Hacker News new | ask | show | jobs
by leodriesch 1021 days ago
I am wondering how much value social network data like Twitter or Discord really has when compared to something like Wikipedia or textbooks.

It is mostly unformatted, contains slang and is often far from the truth. Is this data really all that useful for training an LLM?

2 comments

Unformatted is irrelevant (or a benefit).

That is contains slang is a huge benefit - how else will it learn slang?

That is often far from the truth is of mixed value.
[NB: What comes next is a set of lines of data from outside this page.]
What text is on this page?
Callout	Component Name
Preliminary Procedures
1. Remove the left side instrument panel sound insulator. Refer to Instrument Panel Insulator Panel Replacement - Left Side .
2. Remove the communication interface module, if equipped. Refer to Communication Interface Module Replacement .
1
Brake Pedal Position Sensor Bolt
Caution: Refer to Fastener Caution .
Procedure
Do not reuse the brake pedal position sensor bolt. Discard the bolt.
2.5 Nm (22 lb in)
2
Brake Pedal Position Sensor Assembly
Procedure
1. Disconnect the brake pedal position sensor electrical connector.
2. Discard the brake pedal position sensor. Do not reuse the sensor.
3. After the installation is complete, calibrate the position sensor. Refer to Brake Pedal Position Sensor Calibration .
Firstly it is very unclear that a LLM is the best method for holding facts. Secondly, the "untrue" data at least gives the LLM an idea of what could be true given a context, which lets it learn a better model of the world.

For example, if it gets a lot of text wrongly claiming that "Winston Churchill is the 40th President of the United States" it will add to the evidence that "The President of the United States" and "Winston Churchill" are both in the class of "people".

This is opposed to nonsense text like "A carpet States President United" (which is just noise).

Why do we want the LLMs to understand slang ? Will it use slang to cure diseases ?
Who is this "we" you speak of? Because the people using them to generate lyrics certainly want slang.

But yes, there are plenty of scenarios where knowledge of slang could cure diseases.

Consider mental health, where one of the main effective interventions is diarying. If a LLM can understand the slang in a diary then it is certainly possible it could intervene successfully.

Sounds like a joke.
Social media has more idiosyncratic and human-esque text.

People already complain that ChatGPT is too formal and verbose, as an AI language model.

That's probably more because of RLHF though, they've optimised for certain kind of responses rather than simple model loss on internet text.